Entrando in una società il negoziato conviene sempre, anche quando la situazione sembra non richiederlo perché i soci si sentono tutti coinvolti in un progetto imprenditoriale comune.
Proviamo a immaginare una società costituita tra dei fratelli che per anni non ha né contrasti né conflitti.
Quando uno dei fratelli intende uscire dalla società e cedere la partecipazione al figlio o alla figlia si creano dei problemi: il passaggio generazionale non è gradito dagli altri soci, che emarginano il discendente, non lo inseriscono in Consiglio e lo licenziano dall’impiego come dipendente della società.
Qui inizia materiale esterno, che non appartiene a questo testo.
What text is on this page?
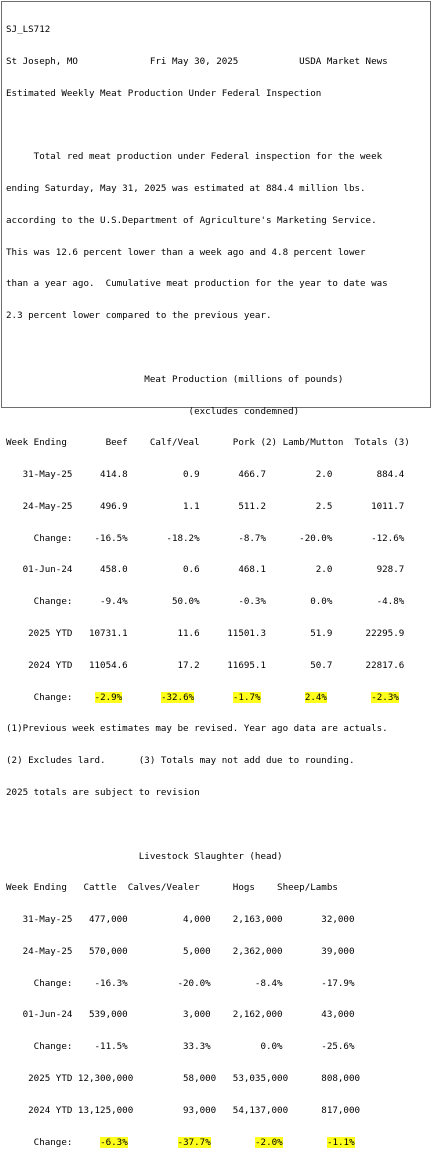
SJ_LS712

St Joseph, MO             Fri May 30, 2025           USDA Market News

Estimated Weekly Meat Production Under Federal Inspection

Total red meat production under Federal inspection for the week

ending Saturday, May 31, 2025 was estimated at 884.4 million lbs.

according to the U.S.Department of Agriculture's Marketing Service.

This was 12.6 percent lower than a week ago and 4.8 percent lower

than a year ago.  Cumulative meat production for the year to date was

2.3 percent lower compared to the previous year.

Meat Production (millions of pounds)

(excludes condemned)

Week Ending       Beef    Calf/Veal      Pork (2) Lamb/Mutton  Totals (3)

31-May-25     414.8          0.9       466.7         2.0        884.4

24-May-25     496.9          1.1       511.2         2.5       1011.7

Change:    -16.5%       -18.2%       -8.7%      -20.0%       -12.6%

01-Jun-24     458.0          0.6       468.1         2.0        928.7

Change:     -9.4%        50.0%       -0.3%        0.0%        -4.8%

2025 YTD   10731.1         11.6     11501.3        51.9      22295.9

2024 YTD   11054.6         17.2     11695.1        50.7      22817.6

Change: -2.9%	-32.6%	-1.7%	2.4%	-2.3%

(1)Previous week estimates may be revised. Year ago data are actuals.

(2) Excludes lard.      (3) Totals may not add due to rounding.

2025 totals are subject to revision

Livestock Slaughter (head)

Week Ending   Cattle  Calves/Vealer      Hogs    Sheep/Lambs

31-May-25   477,000          4,000    2,163,000       32,000

24-May-25   570,000          5,000    2,362,000       39,000

Change:    -16.3%         -20.0%        -8.4%       -17.9%

01-Jun-24   539,000          3,000    2,162,000       43,000

Change:    -11.5%          33.3%         0.0%       -25.6%

2025 YTD 12,300,000         58,000   53,035,000      808,000

2024 YTD 13,125,000         93,000   54,137,000      817,000

Change:	-6.3%	-37.7%	-2.0%	-1.1%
Immaginiamo altrimenti una società costituita tra due coniugi, in cui la vita familiare e quella societaria si intrecciano e uno dei coniugi ha una posizione maggioritaria che per anni appare irrilevante. Alla rottura del matrimonio, però, il coniuge egemone nella società fa valere i diritti connessi alla sua posizione. Di conseguenza, il coniuge minoritario è emarginato e si trova costretta ad accettare l’uscita della società per poco o nulla.
Qui di seguito riporto dieci grandi questioni, da tenere presenti quando si vuole fondare una società con altri soci o entrare in una società già esistente, per evitare che si creino situazioni come quelle ora descritte.
1. Assetto organizzativo, diritti e doveri degli amministratori
Il codice civile (articoli 2381 e 2403) stabilisce che le società di capitali devono avere un assetto organizzativo e un sistema amministrativo e contabile adeguati alla natura e alle dimensioni dell’impresa: si tratta, evidentemente, di una regola da applicarsi in tutti i tipi di società (ovviamente tenendo conto delle dimensioni aziendali…).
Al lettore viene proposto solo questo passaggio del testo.